We were throttled on the UBC CMS with kick back traffic from Connect going down. Always impressed with how well our pretty basic setup can handle it. Properly tuned PHP opcode cache with a content cache still goes along way 🙂
Using this handy cURL command to see if blocks we are adding to prevent DDoS scans are working.
curl -L -A "Mozilla/5.0 (iPhone; U; CPU iPhone OS 4_3_3 like Mac OS X; en-us) AppleWebKit/533.17.9 (KHTML, like Gecko) Version/5.0.2 Mobile/8J2 Safari/6533.18.5" -c cookie.txt -X POST https://example.com/wp-login.php
-L = follow redirects
-A = user agent string
-c = cookie file
-X = request method
Furthering our attempts to make our WordPress install handle real time classroom back channel usage I started testing Batcache/Memcache in our verf environment as a replacement for the good old reliable WP Super Cache . WP Super Cache is great in a single server install with traditional traffic serving cached pages but once you have a fair number of users logging in across a multi server install it maybe time to move to a persistent backend cache for the WordPress object cache.
memcache installed on a 1 CPU / 4 GB RAM VM runing RHEL 6.3 (Santiago)
on the web servers pecl memcache-3.0.7 installed *this was key 2.2.7 the default was very buggy. web server had 4GB of RAM and 2xCPU
Test Results comparing WP-Super-Cache vs Batcache/Memcache
using ab -n 600 -c 100 against a site running PulsePress
WP Super Cache
Concurrency Level: 100
Requests per second: 49.32 [#/sec] (mean)
Concurrency Level: 100
Requests per second: 1007.86 [#/sec] (mean)
That is a huge jump in requests per second.
Trying even bigger loads with 250 concurrent making 5000 requests still had a pretty solid result:
Requests per second: 333.19 [#/sec] (mean)
September is always the busy time on campus so one thing that is cool to do is look back to last years traffic and see how things are fairing, are things going up or down are things scaling etc.

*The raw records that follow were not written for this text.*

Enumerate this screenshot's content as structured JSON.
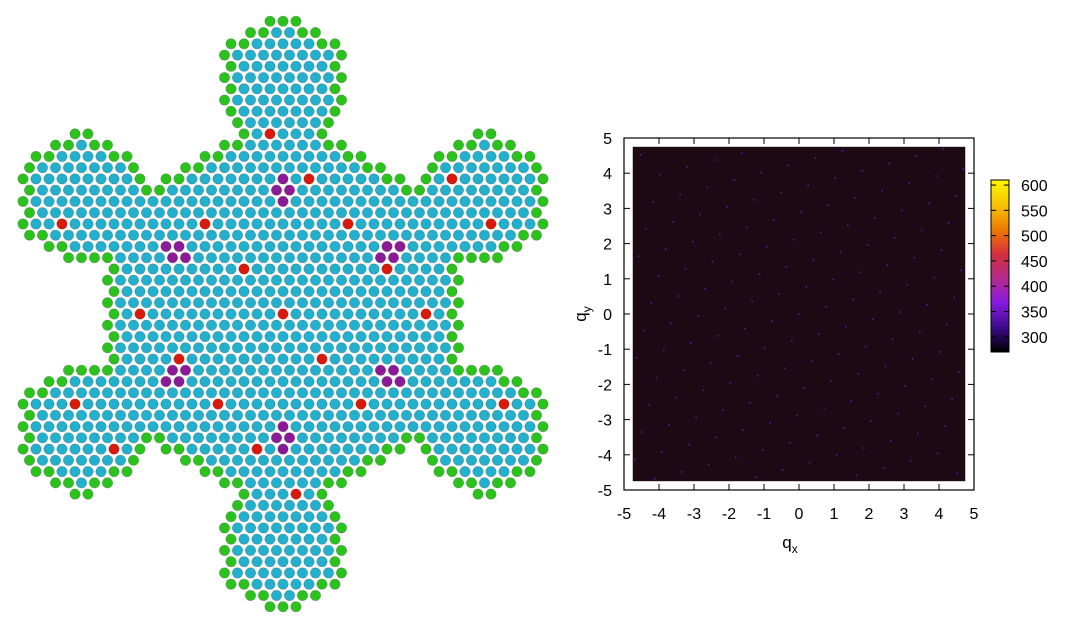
{
  "figure": {
    "left_panel": "molecular-lattice-render",
    "atom_colors": {
      "bulk": "#22b0cc",
      "edge": "#2cc21e",
      "defect_red": "#d81a0c",
      "defect_purple": "#8a1a96",
      "bond": "#f2f2f2"
    }
  },
  "chart_data": {
    "type": "heatmap",
    "title": "",
    "xlabel": "q",
    "xlabel_sub": "x",
    "ylabel": "q",
    "ylabel_sub": "y",
    "xlim": [
      -5,
      5
    ],
    "ylim": [
      -5,
      5
    ],
    "xticks": [
      -5,
      -4,
      -3,
      -2,
      -1,
      0,
      1,
      2,
      3,
      4,
      5
    ],
    "yticks": [
      -5,
      -4,
      -3,
      -2,
      -1,
      0,
      1,
      2,
      3,
      4,
      5
    ],
    "data_extent": [
      -4.75,
      4.75
    ],
    "background_value": 270,
    "colorbar": {
      "range": [
        270,
        610
      ],
      "ticks": [
        300,
        350,
        400,
        450,
        500,
        550,
        600
      ],
      "colors": [
        "#000000",
        "#3c0a8a",
        "#8a1ae0",
        "#b32a8a",
        "#d6303c",
        "#ee7b00",
        "#f5c400",
        "#fff400"
      ]
    },
    "peaks": {
      "description_value": 320,
      "lattice_a": [
        0.8,
        0.0
      ],
      "lattice_b": [
        0.4,
        0.6928
      ],
      "rotation_deg": 15
    }
  }
}
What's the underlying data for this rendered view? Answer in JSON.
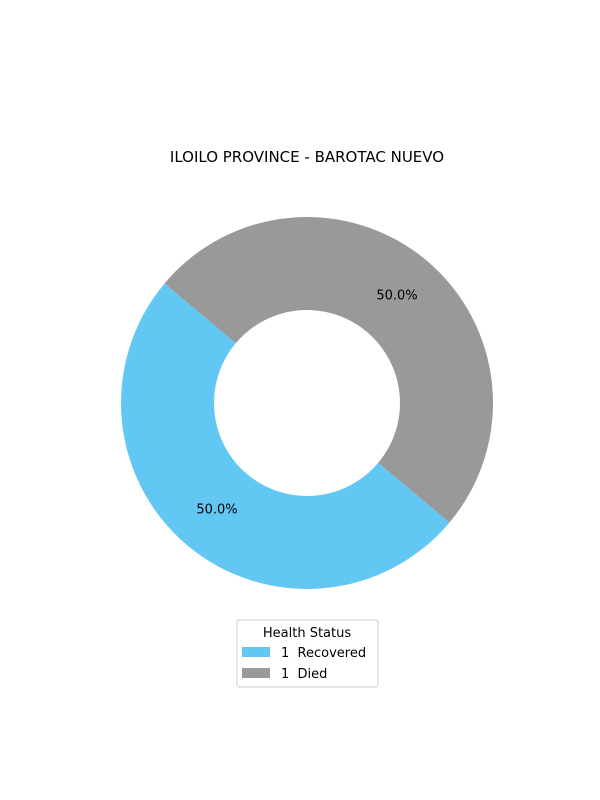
{
  "chart_data": {
    "type": "pie",
    "donut": true,
    "title": "ILOILO PROVINCE - BAROTAC NUEVO",
    "start_angle_deg": 140,
    "counterclockwise": true,
    "slices": [
      {
        "label": "Recovered",
        "value": 1,
        "percent_label": "50.0%",
        "legend_label": "1  Recovered",
        "color": "#62c8f3"
      },
      {
        "label": "Died",
        "value": 1,
        "percent_label": "50.0%",
        "legend_label": "1  Died",
        "color": "#999999"
      }
    ],
    "legend": {
      "title": "Health Status",
      "placement": "bottom-center"
    }
  }
}
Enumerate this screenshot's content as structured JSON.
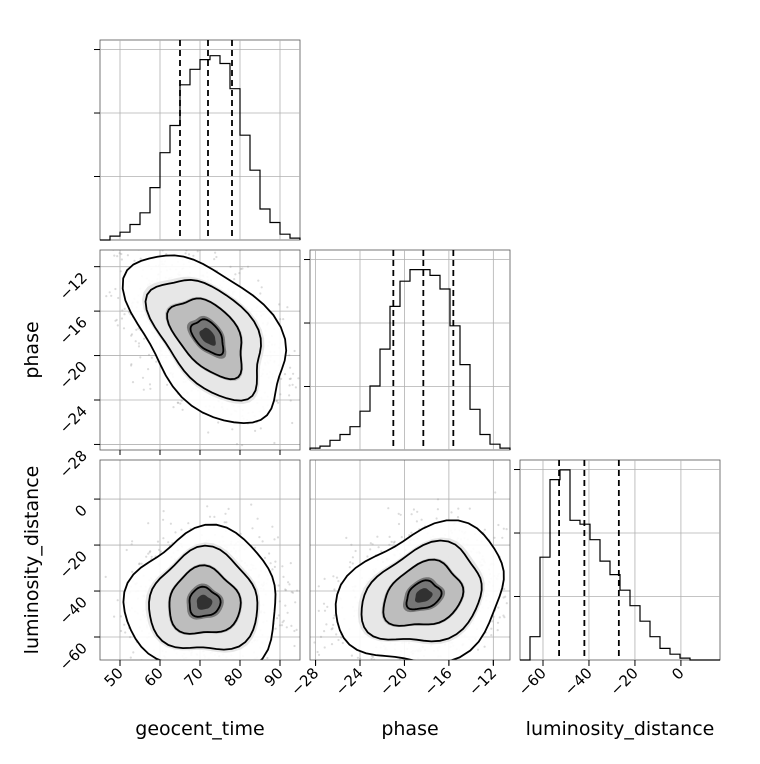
{
  "chart_data": {
    "type": "corner",
    "parameters": [
      {
        "name": "geocent_time",
        "label": "geocent_time",
        "range": [
          45,
          95
        ],
        "ticks": [
          50,
          60,
          70,
          80,
          90
        ],
        "quantiles": [
          65,
          72,
          78
        ]
      },
      {
        "name": "phase",
        "label": "phase",
        "range": [
          -28.5,
          -10.5
        ],
        "ticks": [
          -28,
          -24,
          -20,
          -16,
          -12
        ],
        "quantiles": [
          -21,
          -18.3,
          -15.6
        ]
      },
      {
        "name": "luminosity_distance",
        "label": "luminosity_distance",
        "range": [
          -70,
          17
        ],
        "ticks": [
          -60,
          -40,
          -20,
          0
        ],
        "quantiles": [
          -53,
          -42,
          -27
        ]
      }
    ],
    "histograms": [
      {
        "parameter": "geocent_time",
        "bin_edges": [
          45,
          47.5,
          50,
          52.5,
          55,
          57.5,
          60,
          62.5,
          65,
          67.5,
          70,
          72.5,
          75,
          77.5,
          80,
          82.5,
          85,
          87.5,
          90,
          92.5,
          95
        ],
        "counts": [
          0.0,
          0.02,
          0.04,
          0.08,
          0.14,
          0.27,
          0.45,
          0.59,
          0.8,
          0.88,
          0.93,
          0.95,
          0.91,
          0.78,
          0.54,
          0.36,
          0.16,
          0.09,
          0.03,
          0.01
        ]
      },
      {
        "parameter": "phase",
        "bin_edges": [
          -28.5,
          -27.6,
          -26.7,
          -25.8,
          -24.9,
          -24.0,
          -23.1,
          -22.2,
          -21.3,
          -20.4,
          -19.5,
          -18.6,
          -17.7,
          -16.8,
          -15.9,
          -15.0,
          -14.1,
          -13.2,
          -12.3,
          -11.4,
          -10.5
        ],
        "counts": [
          0.01,
          0.02,
          0.05,
          0.08,
          0.12,
          0.2,
          0.33,
          0.52,
          0.74,
          0.87,
          0.93,
          0.93,
          0.9,
          0.83,
          0.64,
          0.44,
          0.21,
          0.08,
          0.03,
          0.01
        ]
      },
      {
        "parameter": "luminosity_distance",
        "bin_edges": [
          -70,
          -65.65,
          -61.3,
          -56.95,
          -52.6,
          -48.25,
          -43.9,
          -39.55,
          -35.2,
          -30.85,
          -26.5,
          -22.15,
          -17.8,
          -13.45,
          -9.1,
          -4.75,
          -0.4,
          3.95,
          8.3,
          12.65,
          17.0
        ],
        "counts": [
          0.0,
          0.12,
          0.53,
          0.93,
          0.98,
          0.72,
          0.7,
          0.62,
          0.51,
          0.44,
          0.36,
          0.28,
          0.2,
          0.12,
          0.06,
          0.03,
          0.01,
          0.0,
          0.0,
          0.0
        ]
      }
    ],
    "pairs": [
      {
        "x": "geocent_time",
        "y": "phase",
        "center": [
          72,
          -18.3
        ],
        "covariance": [
          [
            64,
            -11.5
          ],
          [
            -11.5,
            9.5
          ]
        ]
      },
      {
        "x": "geocent_time",
        "y": "luminosity_distance",
        "center": [
          71,
          -45
        ],
        "covariance": [
          [
            60,
            1
          ],
          [
            1,
            160
          ]
        ]
      },
      {
        "x": "phase",
        "y": "luminosity_distance",
        "center": [
          -18.3,
          -42
        ],
        "covariance": [
          [
            9.5,
            9
          ],
          [
            9,
            150
          ]
        ]
      }
    ],
    "contour_levels": [
      "1-sigma",
      "2-sigma",
      "3-sigma"
    ],
    "grid": true
  }
}
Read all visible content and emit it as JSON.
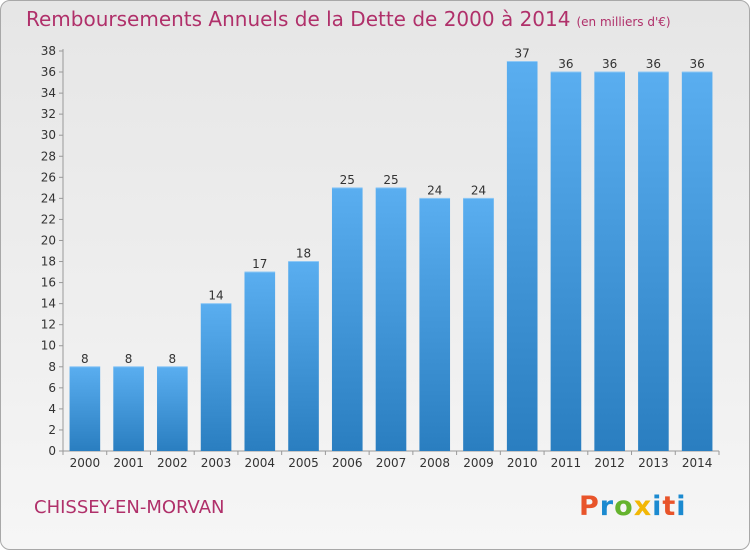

Well things are still going up, way up which is very cool. No longer brochure traffic! WordPress is more popular than ever on this campus.
The WordPress CMS service which has been growing rapidly and has seen a huge spike in traffic thanks to some 50+ campus sites coming on board (and one very popular site http://elearning.ubc.ca). Last year during the month of September the service had (79,821) page views fast forward a year and the service averaged (2,009,301) page views 25x increase!
WordPress CMS Service page views Sept 2009 – 2010
UBC Blogs which has moved out of the “pilot” mode is also increasing not as rapidly as the CMS service which is kind of a surprise we though it would be the opposite… In September 2009 UBC Blogs saw (158,654) page views in September 2010 (434,203) more than double.
UBC Blogs page views September 2009 – 2010
Even wiki.ubc.ca has seen a double in traffic as well. Thanks to quite a few courses taking a stab at developing their course in the wide open wiki.